In my opinion, this needs to be completely impossible. This can be accomplished with some simple operational security (OPSEC) steps that you do for every engagement:
- Use a laptop with a fresh build (no network services enabled – ssh, rdp, etc.)
- Don’t have anything personally-identifiable on the system, not even your companies Wi-Fi connection
- Don’t connect to e-mail or any other personally identifiable service. Don’t cross-contaminate information!
- Yes, bring a SECOND personal laptop for project management and your personal work!
- Use a USB thumb drive or SD card to get data off the laptop, don’t connect to Wi-Fi (where the Wi-Fi password can be hacked)
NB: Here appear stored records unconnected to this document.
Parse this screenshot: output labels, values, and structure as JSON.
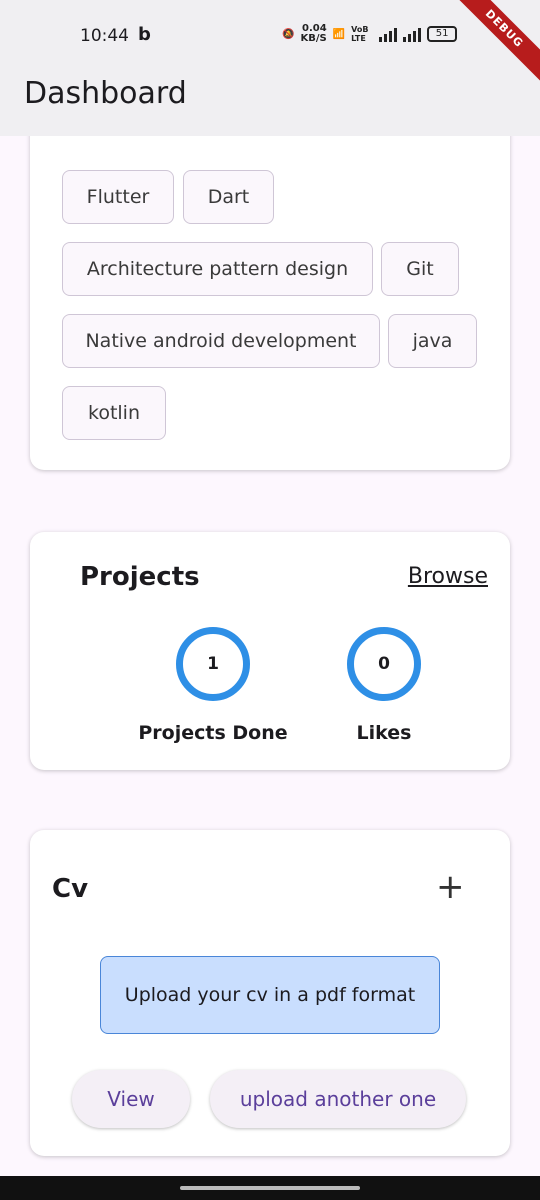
{
  "status_bar": {
    "time": "10:44",
    "app_icon": "b",
    "speed_value": "0.04",
    "speed_unit": "KB/S",
    "net_label": "VoB LTE",
    "battery": "51",
    "debug_banner": "DEBUG"
  },
  "app_bar": {
    "title": "Dashboard"
  },
  "skills": {
    "chips": [
      "Flutter",
      "Dart",
      "Architecture pattern design",
      "Git",
      "Native android development",
      "java",
      "kotlin"
    ]
  },
  "projects": {
    "title": "Projects",
    "browse_label": "Browse",
    "stats": [
      {
        "value": "1",
        "label": "Projects Done"
      },
      {
        "value": "0",
        "label": "Likes"
      }
    ],
    "ring_color": "#2e8fe6"
  },
  "cv": {
    "title": "Cv",
    "add_icon": "+",
    "upload_hint": "Upload your cv in a pdf format",
    "view_label": "View",
    "upload_another_label": "upload another one"
  }
}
- Don’t create a super-user account – just use root
- Use public Wi-Fi or at the very least, don’t connect from inside of your own network
- Use a VPN service
- Use Tor
- Optional – use VirtualBox to install a generic, non-identifiable version of Windows so that you can run Windows-based utilities like Cain and Abel from this same laptop
- When done, rebuild the laptop
You might have different needs, but this is what comes to mind for me:
- In-office, testing your own systems – use anything, but I mostly use a VM with SSH and xrdp installed. That exposes two ports on the network, but at the office it doesn’t matter. This trades security (which isn’t needed) for convenience.
- In-office, testing other real systems – I would never do this. The recent Hacking Team hack shows that a poor operational security (OPSEC) can/will be the downfall of a cybersecurity company. Even with VPN and Tor, the last thing you want is THIS sort of network traffic coming from your company’s internet connection!
- Remote, testing other real systems – depending on your location, use a fresh laptop, public Wi-Fi, VPN, and Tor. If you have extra plugs, bring a handful of Raspberry Pi’s (also freshly formatted) to give you extra bandwidth and who can act as botnet to accomplish a lot more at once. Each PI has a quad-core CPU, 1GB of RAM, and a gigabit network card – but they are the size of credit card, and can run all of Kali! Imagine the things you could run in parallel?!
- On-Prem, testing other real systems – use a fresh laptop, and definitely bring some Pi’s to offload the work. If possible/allowable/needed, you could also plant the Pi’s behind routers where you wouldn’t necessarily have access, to create a callback connection. That would depend on the engagement, but the Pi’s give you lots of possibilities.
With all of that said, I use a VM at home to test my “victim” machines, which is why I have SSH and xrdp installed. However, for a real engagement, I just wanted to clarify that I would never do that with a live setup. Instead, I’d likely take an approach like above.
If you are going to do pentesting or computer forensics, using the Kali Linux distribution is pretty much the default way to go. Again, it comes with 600+ utilities including everything you might expect like: nmap, metasploit, burp, wireshark, etc.
This distribution already helps you keep your installation safe from hacking, but it can’t do everything. If you don’t pay attention to OPSEC, you could end up in real trouble. If from this laptop – you connect to Wi-Fi, check your e-mail, have data still on there from your last engagement, have a username/password that you also use to log into your bank… you know, all the same stuff YOU would look for! If you do that with your “attacker” laptop, you could not only be hacked, but you could compromise your former clients, and even your personal data.
Have a dedicated machine for doing attacks – wipe it early and often. Don’t cross-contaminate your personal credentials, Wi-Fi passwords, etc!
So, Kali gets you well on your way, but it’s equally important that you are careful how you manage your pentesting and forensics efforts!